The Story
Why it exists.
The beginning
Francis Kurkdjian built Cuir Ylang in 2016 for Elie Saab's La Collection des Cuirs. Ylang-ylang was chosen as the counterpoint: a tropical, almost intoxicating floral with enough sweetness and weight to stand beside leather without dissolving into it. The result is a fragrance where floral warmth and leather intensity occupy the same space, each element holding its ground rather than retreating into the other. The ylang-ylang brings its lush, sun-drenched character while the leather asserts its presence, and neither concedes territory. There is a tension here that feels deliberate, an insistence that both materials deserve to be heard. The supporting elements exist not as filler but as necessary counterparts, creating a composition where every note has a reason to be there.

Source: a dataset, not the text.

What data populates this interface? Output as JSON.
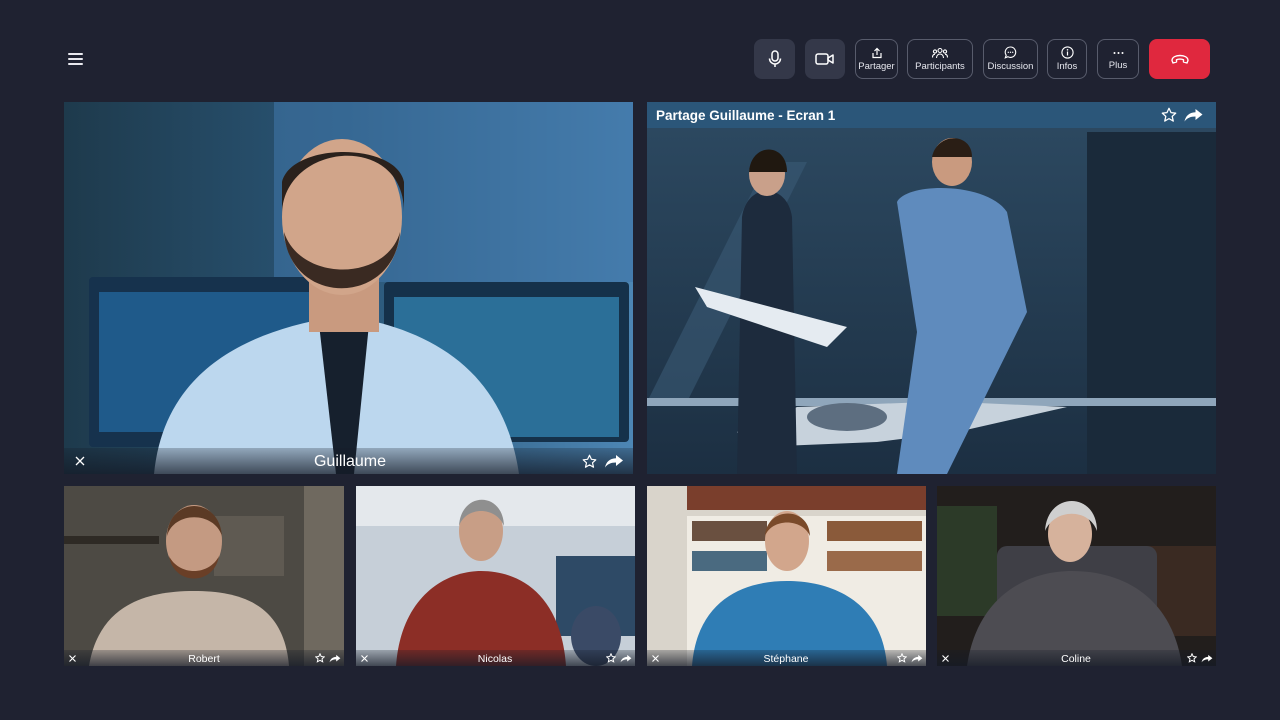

The structure is deceptively simple. Four materials arranged in two opposing pairs. No additional notes to make the pyramid look complete. What makes Cuir Ylang distinctive is the clarity with which each material announces itself. The ylang-ylang brings its tropical creaminess alongside the birch's smoky tar, creating an opening that is neither purely floral nor purely smoky but something caught between. The leather and frankincense then take their turn, with the resinous warmth of frankincense adding depth to the leather's presence.
The evolution
The opening hits immediately, ylang-ylang's tropical creaminess mixed with birch's sharp, tar-like edge. Not fresh, not clean. This is a warm, slightly medicinal floral with weight. The smoke from the birch is present from the first spray, giving the florals an unusual darkness that prevents them from floating too light. Within minutes, the leather arrives. Not as an undertone, as the main event. The other materials don't disappear; they build around it. The frankincense bridges the warm florals with the gritty leather, creating a tension between sweetness and bitterness that holds for the full wear. By the drydown, the ylang-ylang has softened into something creamier, more intimate. The leather and birch tar remain, but they're no longer sharp. A warmth that stays close to the skin.
Cultural impact
The Elie Saab line has expanded beyond its established territory with Cuir Ylang, a fragrance that takes leather seriously as a primary material. This composition appeals most directly to those who appreciate complexity over comfort. The leather and smoky accords put it in conversation with fragrances like Tom Ford Tuscan Leather, though the ylang-ylang gives it a tropical warmth those comparisons lack. Worn well, it reads as confident and distinctive. For the right context, fall evenings, evening events, someone who dresses to feel transformed rather than noticed, it's a quiet statement.